Although it was not ideal I agreed with the doctor to start her treatment while she was sitting in the corridor. I say treatment but it was only preliminary things such as taking blood and inserting a line feed in her arm in order to administer antibiotics.
My mother is incontinent and needs help with going to the toilet. Because the staff were rushed off their feet she could not receive the help she needed in a timely manner.
It is obvious that the closure of the other A & E departments in West London has had an adverse effect on those that remain open.
It was not until about midnight”— six hours later—
“that she was given a bed and a room of her own…where finally she was given an examination by another doctor.
At 1 am I left the hospital and returned the next morning to be told she was being transferred to Hammersmith Hospital because there were no beds available at Charing Cross.
I think you will agree that this level of care is unacceptable. While I cannot fault the staff at Charing Cross the whole Conservative policy of closures in West London is the worst political decision they have ever made.”

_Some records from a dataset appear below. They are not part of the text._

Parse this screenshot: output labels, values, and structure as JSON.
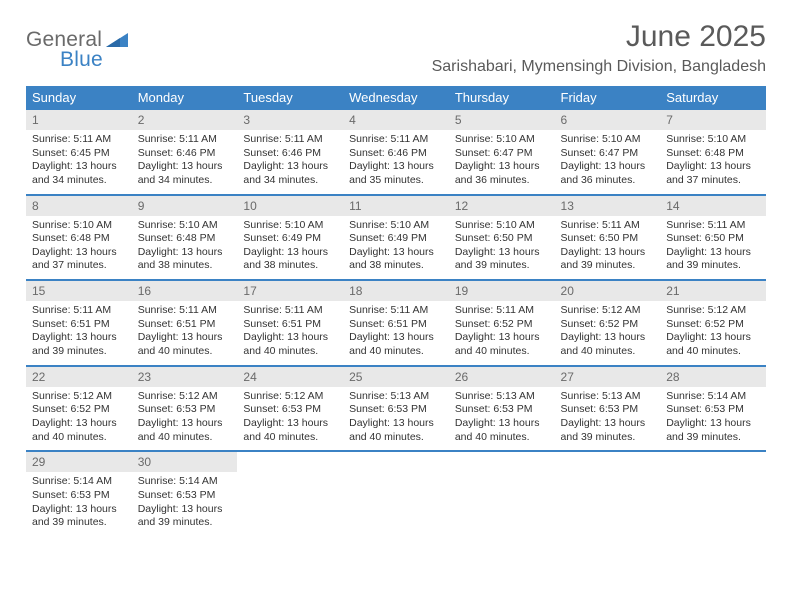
{
  "logo": {
    "word1": "General",
    "word2": "Blue"
  },
  "title": "June 2025",
  "location": "Sarishabari, Mymensingh Division, Bangladesh",
  "colors": {
    "header_bg": "#3b82c4",
    "daynum_bg": "#e8e8e8",
    "text": "#333333",
    "title_text": "#5a5a5a",
    "border": "#3b82c4",
    "background": "#ffffff"
  },
  "weekdays": [
    "Sunday",
    "Monday",
    "Tuesday",
    "Wednesday",
    "Thursday",
    "Friday",
    "Saturday"
  ],
  "weeks": [
    [
      {
        "n": "1",
        "sr": "Sunrise: 5:11 AM",
        "ss": "Sunset: 6:45 PM",
        "d1": "Daylight: 13 hours",
        "d2": "and 34 minutes."
      },
      {
        "n": "2",
        "sr": "Sunrise: 5:11 AM",
        "ss": "Sunset: 6:46 PM",
        "d1": "Daylight: 13 hours",
        "d2": "and 34 minutes."
      },
      {
        "n": "3",
        "sr": "Sunrise: 5:11 AM",
        "ss": "Sunset: 6:46 PM",
        "d1": "Daylight: 13 hours",
        "d2": "and 34 minutes."
      },
      {
        "n": "4",
        "sr": "Sunrise: 5:11 AM",
        "ss": "Sunset: 6:46 PM",
        "d1": "Daylight: 13 hours",
        "d2": "and 35 minutes."
      },
      {
        "n": "5",
        "sr": "Sunrise: 5:10 AM",
        "ss": "Sunset: 6:47 PM",
        "d1": "Daylight: 13 hours",
        "d2": "and 36 minutes."
      },
      {
        "n": "6",
        "sr": "Sunrise: 5:10 AM",
        "ss": "Sunset: 6:47 PM",
        "d1": "Daylight: 13 hours",
        "d2": "and 36 minutes."
      },
      {
        "n": "7",
        "sr": "Sunrise: 5:10 AM",
        "ss": "Sunset: 6:48 PM",
        "d1": "Daylight: 13 hours",
        "d2": "and 37 minutes."
      }
    ],
    [
      {
        "n": "8",
        "sr": "Sunrise: 5:10 AM",
        "ss": "Sunset: 6:48 PM",
        "d1": "Daylight: 13 hours",
        "d2": "and 37 minutes."
      },
      {
        "n": "9",
        "sr": "Sunrise: 5:10 AM",
        "ss": "Sunset: 6:48 PM",
        "d1": "Daylight: 13 hours",
        "d2": "and 38 minutes."
      },
      {
        "n": "10",
        "sr": "Sunrise: 5:10 AM",
        "ss": "Sunset: 6:49 PM",
        "d1": "Daylight: 13 hours",
        "d2": "and 38 minutes."
      },
      {
        "n": "11",
        "sr": "Sunrise: 5:10 AM",
        "ss": "Sunset: 6:49 PM",
        "d1": "Daylight: 13 hours",
        "d2": "and 38 minutes."
      },
      {
        "n": "12",
        "sr": "Sunrise: 5:10 AM",
        "ss": "Sunset: 6:50 PM",
        "d1": "Daylight: 13 hours",
        "d2": "and 39 minutes."
      },
      {
        "n": "13",
        "sr": "Sunrise: 5:11 AM",
        "ss": "Sunset: 6:50 PM",
        "d1": "Daylight: 13 hours",
        "d2": "and 39 minutes."
      },
      {
        "n": "14",
        "sr": "Sunrise: 5:11 AM",
        "ss": "Sunset: 6:50 PM",
        "d1": "Daylight: 13 hours",
        "d2": "and 39 minutes."
      }
    ],
    [
      {
        "n": "15",
        "sr": "Sunrise: 5:11 AM",
        "ss": "Sunset: 6:51 PM",
        "d1": "Daylight: 13 hours",
        "d2": "and 39 minutes."
      },
      {
        "n": "16",
        "sr": "Sunrise: 5:11 AM",
        "ss": "Sunset: 6:51 PM",
        "d1": "Daylight: 13 hours",
        "d2": "and 40 minutes."
      },
      {
        "n": "17",
        "sr": "Sunrise: 5:11 AM",
        "ss": "Sunset: 6:51 PM",
        "d1": "Daylight: 13 hours",
        "d2": "and 40 minutes."
      },
      {
        "n": "18",
        "sr": "Sunrise: 5:11 AM",
        "ss": "Sunset: 6:51 PM",
        "d1": "Daylight: 13 hours",
        "d2": "and 40 minutes."
      },
      {
        "n": "19",
        "sr": "Sunrise: 5:11 AM",
        "ss": "Sunset: 6:52 PM",
        "d1": "Daylight: 13 hours",
        "d2": "and 40 minutes."
      },
      {
        "n": "20",
        "sr": "Sunrise: 5:12 AM",
        "ss": "Sunset: 6:52 PM",
        "d1": "Daylight: 13 hours",
        "d2": "and 40 minutes."
      },
      {
        "n": "21",
        "sr": "Sunrise: 5:12 AM",
        "ss": "Sunset: 6:52 PM",
        "d1": "Daylight: 13 hours",
        "d2": "and 40 minutes."
      }
    ],
    [
      {
        "n": "22",
        "sr": "Sunrise: 5:12 AM",
        "ss": "Sunset: 6:52 PM",
        "d1": "Daylight: 13 hours",
        "d2": "and 40 minutes."
      },
      {
        "n": "23",
        "sr": "Sunrise: 5:12 AM",
        "ss": "Sunset: 6:53 PM",
        "d1": "Daylight: 13 hours",
        "d2": "and 40 minutes."
      },
      {
        "n": "24",
        "sr": "Sunrise: 5:12 AM",
        "ss": "Sunset: 6:53 PM",
        "d1": "Daylight: 13 hours",
        "d2": "and 40 minutes."
      },
      {
        "n": "25",
        "sr": "Sunrise: 5:13 AM",
        "ss": "Sunset: 6:53 PM",
        "d1": "Daylight: 13 hours",
        "d2": "and 40 minutes."
      },
      {
        "n": "26",
        "sr": "Sunrise: 5:13 AM",
        "ss": "Sunset: 6:53 PM",
        "d1": "Daylight: 13 hours",
        "d2": "and 40 minutes."
      },
      {
        "n": "27",
        "sr": "Sunrise: 5:13 AM",
        "ss": "Sunset: 6:53 PM",
        "d1": "Daylight: 13 hours",
        "d2": "and 39 minutes."
      },
      {
        "n": "28",
        "sr": "Sunrise: 5:14 AM",
        "ss": "Sunset: 6:53 PM",
        "d1": "Daylight: 13 hours",
        "d2": "and 39 minutes."
      }
    ],
    [
      {
        "n": "29",
        "sr": "Sunrise: 5:14 AM",
        "ss": "Sunset: 6:53 PM",
        "d1": "Daylight: 13 hours",
        "d2": "and 39 minutes."
      },
      {
        "n": "30",
        "sr": "Sunrise: 5:14 AM",
        "ss": "Sunset: 6:53 PM",
        "d1": "Daylight: 13 hours",
        "d2": "and 39 minutes."
      },
      null,
      null,
      null,
      null,
      null
    ]
  ]
}
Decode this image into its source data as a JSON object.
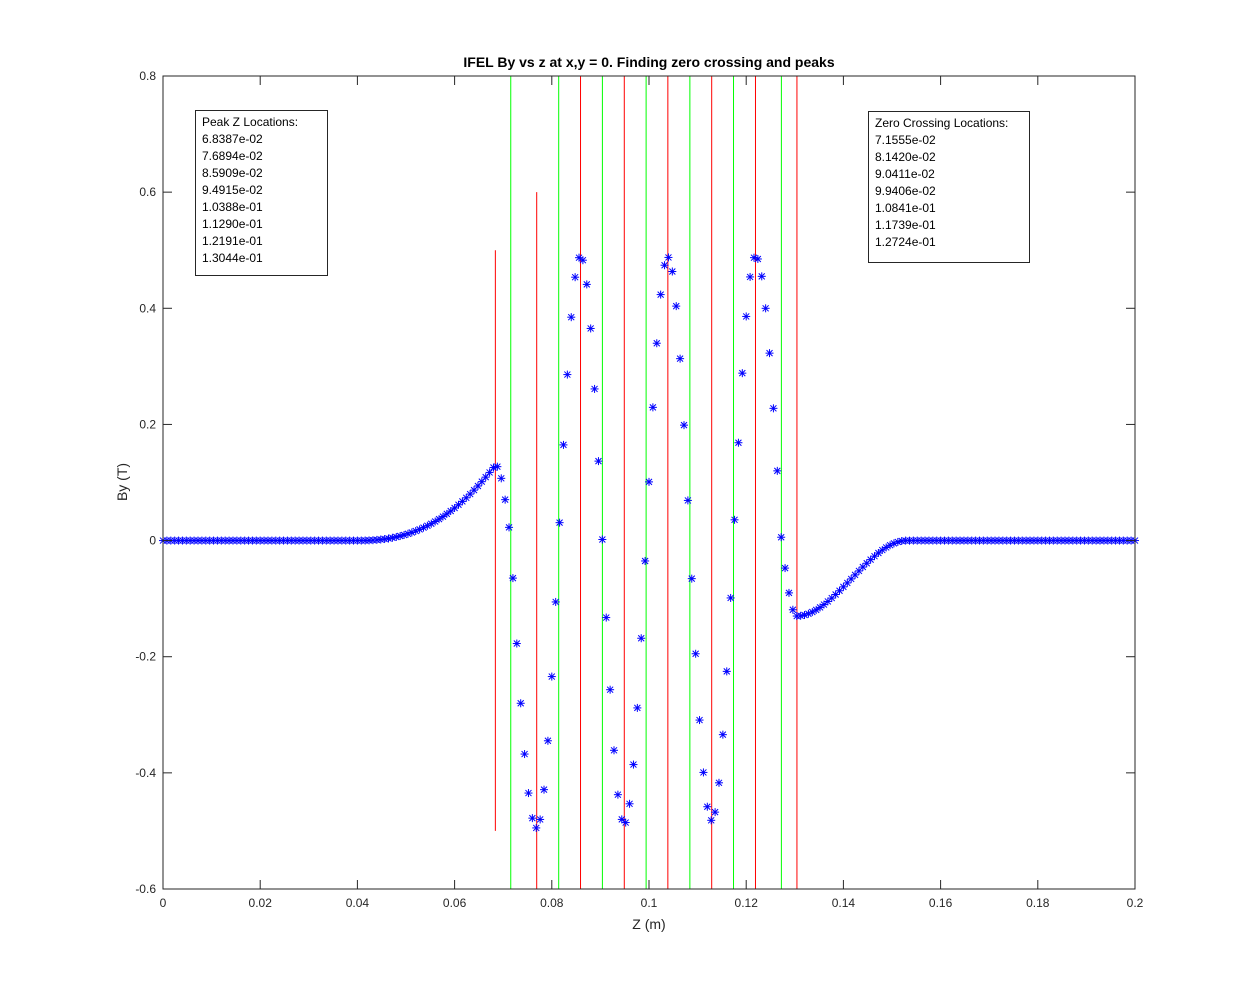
{
  "chart_data": {
    "type": "scatter",
    "title": "IFEL By vs z at x,y = 0.  Finding zero crossing and peaks",
    "xlabel": "Z (m)",
    "ylabel": "By (T)",
    "xlim": [
      0,
      0.2
    ],
    "ylim": [
      -0.6,
      0.8
    ],
    "xticks": [
      0,
      0.02,
      0.04,
      0.06,
      0.08,
      0.1,
      0.12,
      0.14,
      0.16,
      0.18,
      0.2
    ],
    "xtick_labels": [
      "0",
      "0.02",
      "0.04",
      "0.06",
      "0.08",
      "0.1",
      "0.12",
      "0.14",
      "0.16",
      "0.18",
      "0.2"
    ],
    "yticks": [
      -0.6,
      -0.4,
      -0.2,
      0,
      0.2,
      0.4,
      0.6,
      0.8
    ],
    "ytick_labels": [
      "-0.6",
      "-0.4",
      "-0.2",
      "0",
      "0.2",
      "0.4",
      "0.6",
      "0.8"
    ],
    "grid": false,
    "marker": "*",
    "marker_color": "#0000ff",
    "z_step": 0.0008,
    "peak_color": "#ff0000",
    "zero_color": "#00ff00",
    "peak_lines": [
      {
        "z": 0.068387,
        "y_range": [
          -0.5,
          0.5
        ]
      },
      {
        "z": 0.076894,
        "y_range": [
          -0.6,
          0.6
        ]
      },
      {
        "z": 0.085909,
        "y_range": [
          -0.6,
          0.8
        ]
      },
      {
        "z": 0.094915,
        "y_range": [
          -0.6,
          0.8
        ]
      },
      {
        "z": 0.10388,
        "y_range": [
          -0.6,
          0.8
        ]
      },
      {
        "z": 0.1129,
        "y_range": [
          -0.6,
          0.8
        ]
      },
      {
        "z": 0.12191,
        "y_range": [
          -0.6,
          0.8
        ]
      },
      {
        "z": 0.13044,
        "y_range": [
          -0.6,
          0.8
        ]
      }
    ],
    "zero_lines": [
      {
        "z": 0.071555,
        "y_range": [
          -0.6,
          0.8
        ]
      },
      {
        "z": 0.08142,
        "y_range": [
          -0.6,
          0.8
        ]
      },
      {
        "z": 0.090411,
        "y_range": [
          -0.6,
          0.8
        ]
      },
      {
        "z": 0.099406,
        "y_range": [
          -0.6,
          0.8
        ]
      },
      {
        "z": 0.10841,
        "y_range": [
          -0.6,
          0.8
        ]
      },
      {
        "z": 0.11739,
        "y_range": [
          -0.6,
          0.8
        ]
      },
      {
        "z": 0.12724,
        "y_range": [
          -0.6,
          0.8
        ]
      }
    ],
    "peaks": [
      {
        "z": 0.068387,
        "by": 0.13
      },
      {
        "z": 0.076894,
        "by": -0.495
      },
      {
        "z": 0.085909,
        "by": 0.49
      },
      {
        "z": 0.094915,
        "by": -0.488
      },
      {
        "z": 0.10388,
        "by": 0.488
      },
      {
        "z": 0.1129,
        "by": -0.482
      },
      {
        "z": 0.12191,
        "by": 0.49
      },
      {
        "z": 0.13044,
        "by": -0.13
      }
    ],
    "zeros": [
      0.071555,
      0.08142,
      0.090411,
      0.099406,
      0.10841,
      0.11739,
      0.12724
    ],
    "field_start": 0.04,
    "field_end": 0.153
  },
  "annotations": {
    "peak_box": {
      "title": "Peak Z Locations:",
      "values": [
        "6.8387e-02",
        "7.6894e-02",
        "8.5909e-02",
        "9.4915e-02",
        "1.0388e-01",
        "1.1290e-01",
        "1.2191e-01",
        "1.3044e-01"
      ]
    },
    "zero_box": {
      "title": "Zero Crossing Locations:",
      "values": [
        "7.1555e-02",
        "8.1420e-02",
        "9.0411e-02",
        "9.9406e-02",
        "1.0841e-01",
        "1.1739e-01",
        "1.2724e-01"
      ]
    }
  }
}
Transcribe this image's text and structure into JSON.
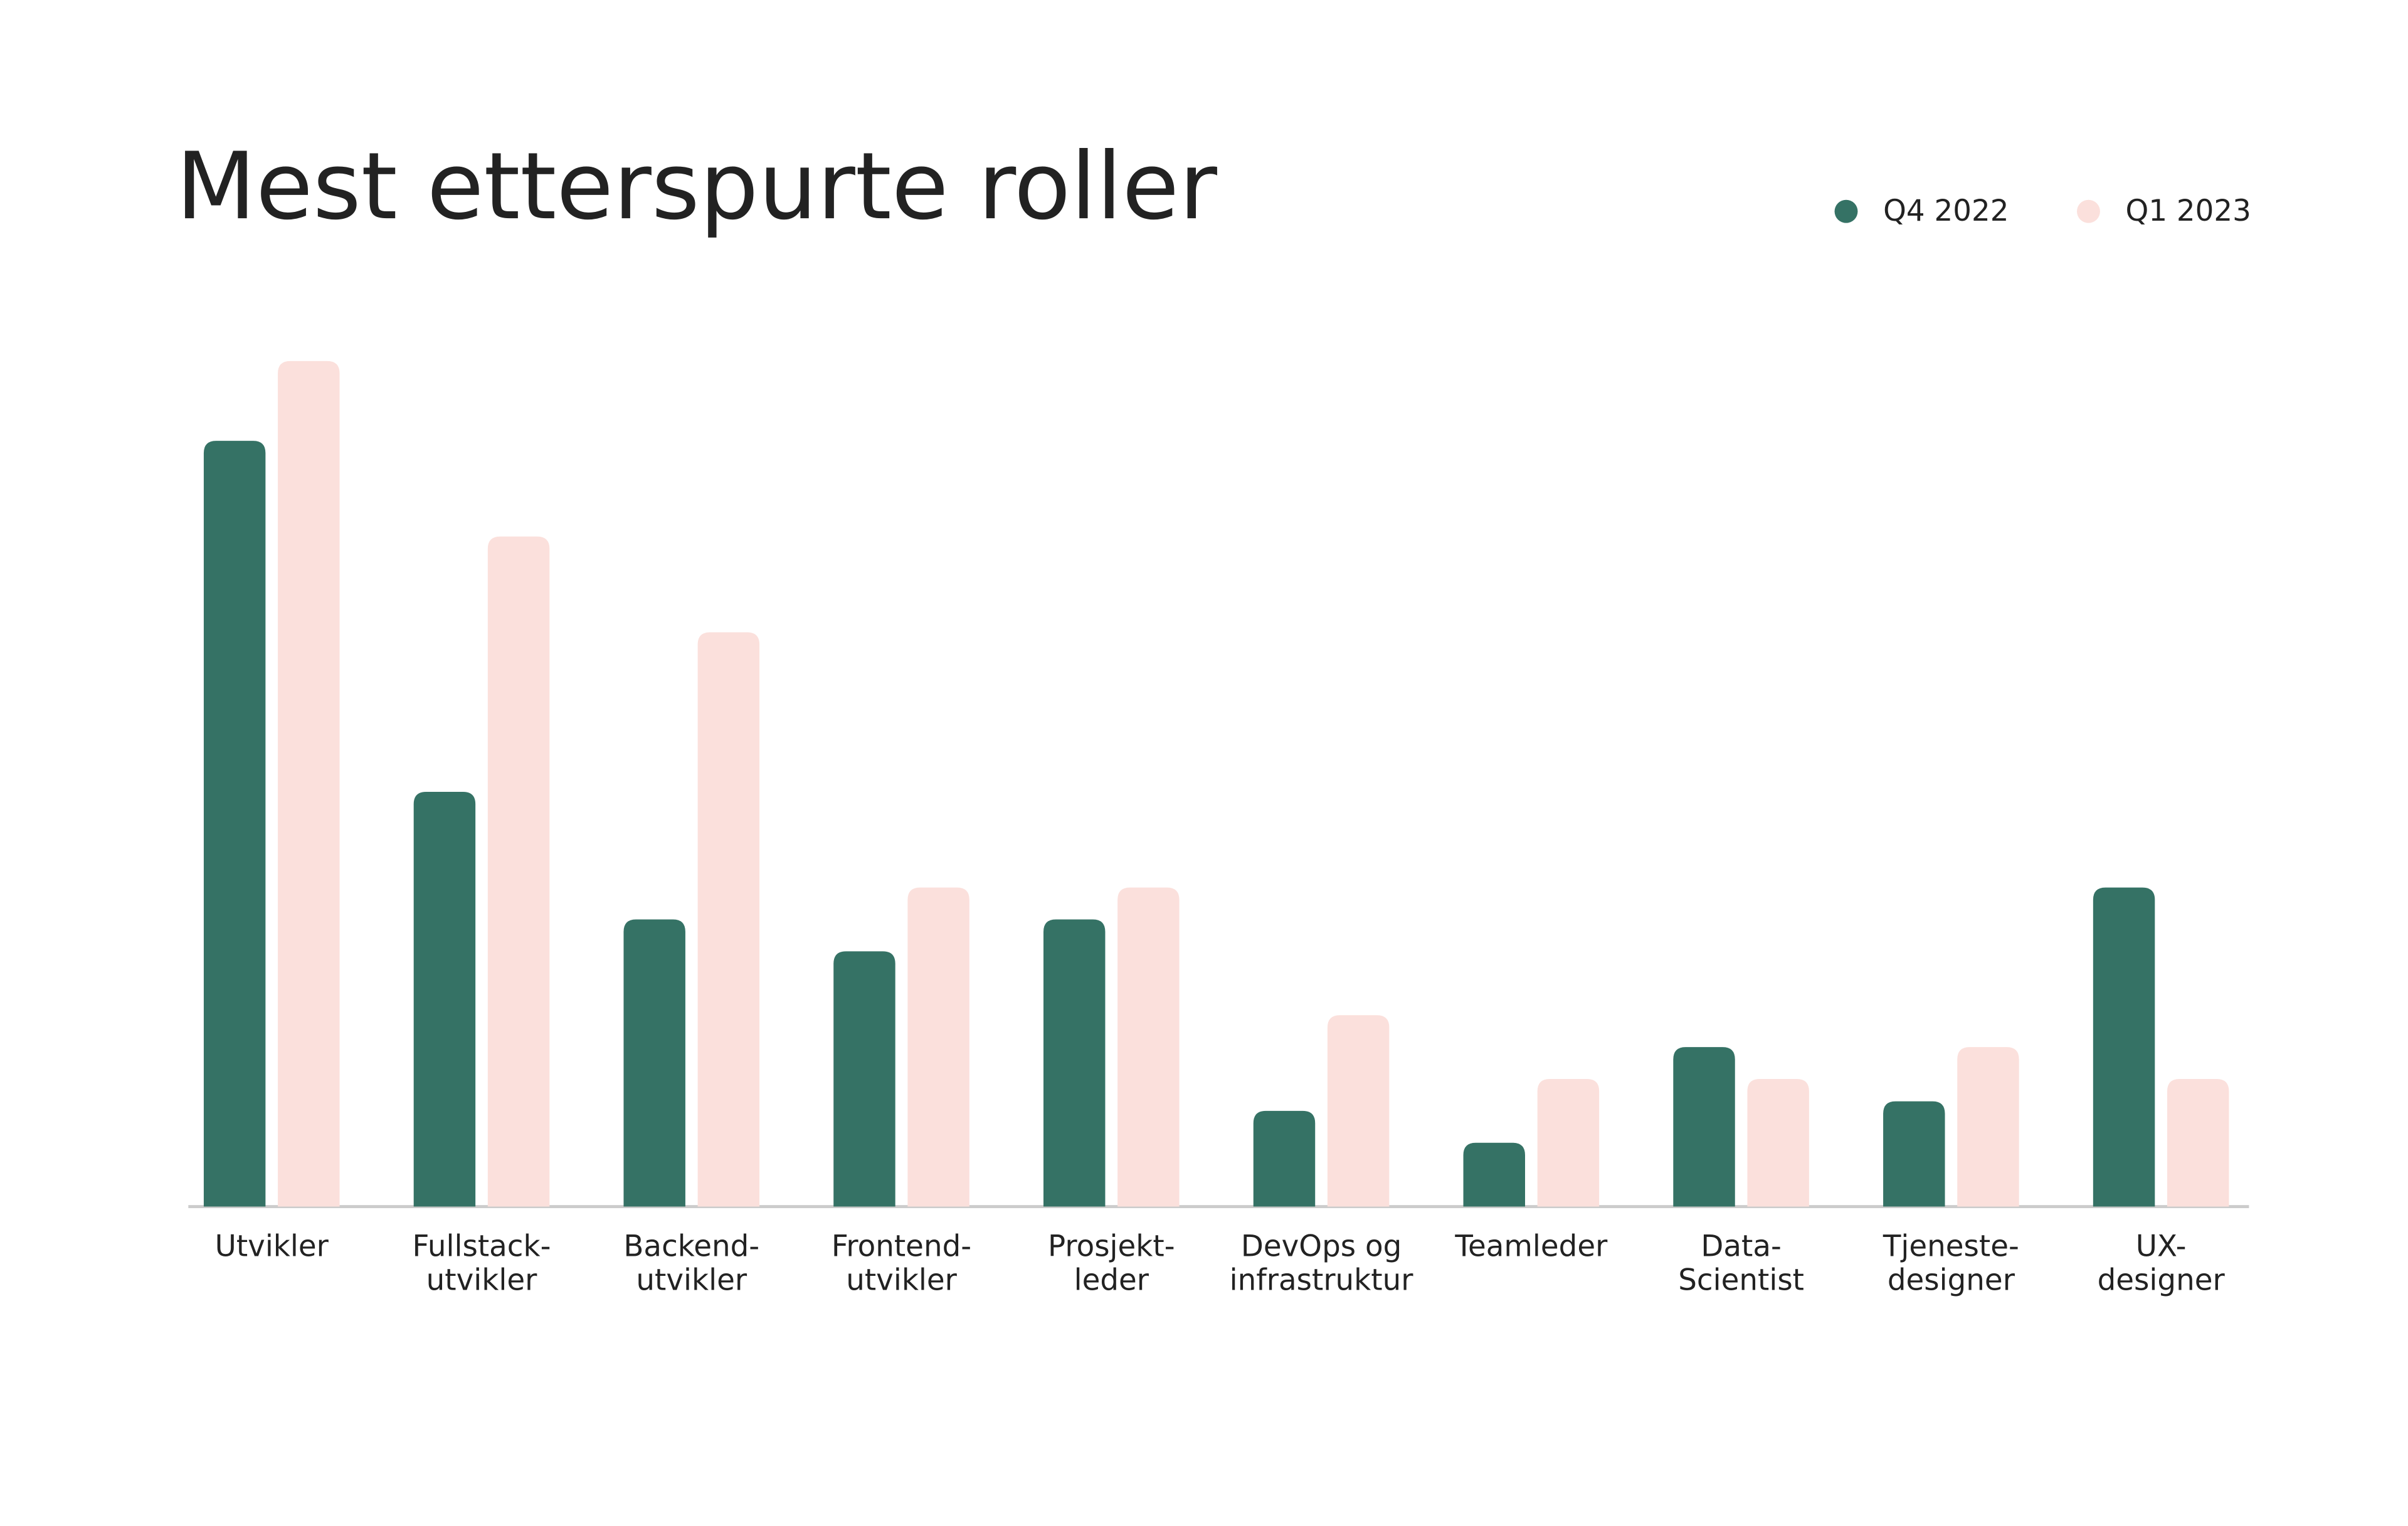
{
  "chart_data": {
    "type": "bar",
    "title": "Mest etterspurte roller",
    "categories": [
      [
        "Utvikler"
      ],
      [
        "Fullstack-",
        "utvikler"
      ],
      [
        "Backend-",
        "utvikler"
      ],
      [
        "Frontend-",
        "utvikler"
      ],
      [
        "Prosjekt-",
        "leder"
      ],
      [
        "DevOps og",
        "infrastruktur"
      ],
      [
        "Teamleder"
      ],
      [
        "Data-",
        "Scientist"
      ],
      [
        "Tjeneste-",
        "designer"
      ],
      [
        "UX-",
        "designer"
      ]
    ],
    "series": [
      {
        "name": "Q4 2022",
        "color": "#357265",
        "values": [
          24,
          13,
          9,
          8,
          9,
          3,
          2,
          5,
          3.3,
          10
        ]
      },
      {
        "name": "Q1 2023",
        "color": "#fbe0dc",
        "values": [
          26.5,
          21,
          18,
          10,
          10,
          6,
          4,
          4,
          5,
          4
        ]
      }
    ],
    "legend": "top-right"
  }
}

The point is that I could have been talking about anywhere in England, although in reality the situation in west London is much, much worse. Two of our A and E departments closed last September, and A and E figures plummeted after that. At last night’s meeting of the council committee that scrutinises Imperial College Healthcare NHS Trust managers, I asked whether they would now review—not cancel but simply review–their decision to close the A and E department at Charing Cross hospital, demolish that hospital, lose 93% of the in-patient beds and lose the best hyper-acute stroke unit in the country. Still they would not answer. They would not say yes and they would not say no. They are frozen; they cannot do anything but continue. Perhaps that is why the CQC said that all that trust’s hospitals requirement improvement, why the trust’s foundation status bid is on hold at the moment and why I and several of my west London colleagues have written to the Secretary of State to ask him to intervene. I am not holding my breath. Even though we represent more than 1 million people between us, he has done nothing and has not been willing to meet us for the past two years. That is a disgrace.